David Lynch, Twin Peaks, The Return, par Matthieu Gosztola

David Lynch, via la troisième saison de sa mythique série, dilatant et le temps* (en témoignent les si nombreuses répétitions, l’ineffable longueur de certains plans…) et l’espace (expliquer en quoi, serait déflorer l’inconnu), nous invite à vivre – grâce à cette forme d’immersion que provoquent la bande-image et la bande-son – une expérience, dans une forme de lâcher-prise, et non à être dans la position d’un spectateur recomposant patiemment, épisode après épisode, un savant puzzle.
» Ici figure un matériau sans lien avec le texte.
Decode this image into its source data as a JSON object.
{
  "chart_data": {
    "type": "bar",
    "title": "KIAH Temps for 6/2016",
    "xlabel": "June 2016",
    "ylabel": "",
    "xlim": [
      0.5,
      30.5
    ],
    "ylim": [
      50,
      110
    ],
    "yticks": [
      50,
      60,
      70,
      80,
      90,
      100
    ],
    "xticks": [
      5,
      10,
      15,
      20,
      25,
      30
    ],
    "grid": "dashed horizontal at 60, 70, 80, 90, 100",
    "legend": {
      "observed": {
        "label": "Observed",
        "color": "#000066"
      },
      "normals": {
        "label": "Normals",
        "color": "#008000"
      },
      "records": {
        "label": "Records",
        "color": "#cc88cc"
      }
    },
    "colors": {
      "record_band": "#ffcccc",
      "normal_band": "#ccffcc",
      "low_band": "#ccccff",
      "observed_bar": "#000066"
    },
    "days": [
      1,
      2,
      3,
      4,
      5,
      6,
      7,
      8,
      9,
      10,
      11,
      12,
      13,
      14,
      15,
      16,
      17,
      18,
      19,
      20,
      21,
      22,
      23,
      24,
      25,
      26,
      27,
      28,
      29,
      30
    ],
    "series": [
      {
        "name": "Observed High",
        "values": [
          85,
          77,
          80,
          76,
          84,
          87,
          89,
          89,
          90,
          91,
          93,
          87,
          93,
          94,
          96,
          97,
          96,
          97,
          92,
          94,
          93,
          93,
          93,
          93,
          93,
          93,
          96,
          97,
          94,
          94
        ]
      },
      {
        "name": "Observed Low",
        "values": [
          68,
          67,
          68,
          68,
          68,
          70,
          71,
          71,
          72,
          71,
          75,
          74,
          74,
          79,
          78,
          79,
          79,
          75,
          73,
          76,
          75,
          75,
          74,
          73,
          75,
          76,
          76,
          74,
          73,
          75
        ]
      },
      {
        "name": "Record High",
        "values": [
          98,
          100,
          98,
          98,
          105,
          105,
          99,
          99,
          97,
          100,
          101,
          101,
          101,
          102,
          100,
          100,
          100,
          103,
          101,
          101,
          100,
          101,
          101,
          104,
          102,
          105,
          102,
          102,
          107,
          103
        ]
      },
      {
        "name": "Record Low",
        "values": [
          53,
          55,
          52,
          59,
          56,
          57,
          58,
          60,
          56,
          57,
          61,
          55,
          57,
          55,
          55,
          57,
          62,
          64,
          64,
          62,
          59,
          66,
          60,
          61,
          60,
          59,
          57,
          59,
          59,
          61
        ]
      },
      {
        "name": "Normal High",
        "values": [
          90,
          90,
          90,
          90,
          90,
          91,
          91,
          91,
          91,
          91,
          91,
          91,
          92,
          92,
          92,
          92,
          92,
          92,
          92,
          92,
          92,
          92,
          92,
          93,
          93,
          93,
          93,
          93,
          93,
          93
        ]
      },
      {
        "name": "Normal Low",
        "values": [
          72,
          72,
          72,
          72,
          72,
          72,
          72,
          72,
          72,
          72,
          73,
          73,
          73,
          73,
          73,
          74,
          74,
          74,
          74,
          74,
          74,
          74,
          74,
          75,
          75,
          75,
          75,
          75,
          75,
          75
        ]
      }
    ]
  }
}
Lynch nous invite, avec les moyens (relativement innombrables) que lui offre la série, à renoncer au désir de comprendre. À ce grand, profond désir qui nous anime, face à toute narration, serait-elle éclatée. Dévoyant, d’expérimentale manière, le précepte en germe dans Mulholland Drive (qui devait déjà être, à la base, une série) comme quoi une clé présentée comme signe, comme indice, devrait immanquablement, en ouvrant quelque chose, dénouer un mystère (alors qu’il s’agit bien plutôt de façonner le mystère).
Jusque dans l’horreur, la série est (et l’usage des synonymes est, ici, de rigueur) grotesque, bizarre, insolite, déroutante, fantasque, fantastique, drôle, abrupte, comique, farfelue, changeante, déconcertante, monstrueuse, bizarroïde, amusante, anormale, étonnante, abracadabrante, baroque, loufoque, belle, dérangée, biscornue, brindezingue, insensée, cocasse, hallucinée, curieuse, déséquilibrée, excentrique, extravagante, fêlée, fantaisiste.
Et pour celles et ceux qui souhaiteraient malgré tout tracer (comme une ligne d’appui en escalade – la ligne d’appui étant la ligne imaginaire qu’il est possible de tracer entre les deux prises ou appuis majeurs et dominants dans la posture d’un grimpeur) un sens (parmi « les mystères absurdes des forces étranges de l’existence », pour reprendre l’une des paroles de cette troisième saison), l’on peut dire ceci : dans le bureau de Gordon Cole interprété par… David Lynch himself, en évidence, une photographie de l’explosion de la première bombe atomique (le 16 juillet 1945 à White Sands, au Nouveau-Mexique), qui s’avère être le centre de l’éblouissant épisode 8 (un hapax dans le monde des séries), et un portrait de… Kafka !
Découvrant, grâce à Showtime, Twin Peaks, The Return, et relisant Kafka, l’on ne peut que constater les nombreux points de contact (les nombreux baisers) entre les deux univers, l’un et l’autre douloureusement humains, avec merveilles déroutants.
Relisant Kafka, l’on aura une préférence pour La Métamorphose, Le Procès, Le Château, À la colonie pénitentiaire, Le Verdict, Le Maître d’école de village [La Taupe géante], Le Terrier, Joséphine la cantatrice ou le peuple des souris, les Journaux (1909-1924), mais aussi les deux versions de Description d’un combat, les deux versions de Préparatifs de noce à la campagne.
Matthieu Gosztola
* Il faudrait rédiger une thèse sur les rapports entre l’écriture cinématographique de Lynch et sa pratique intensive de la méditation.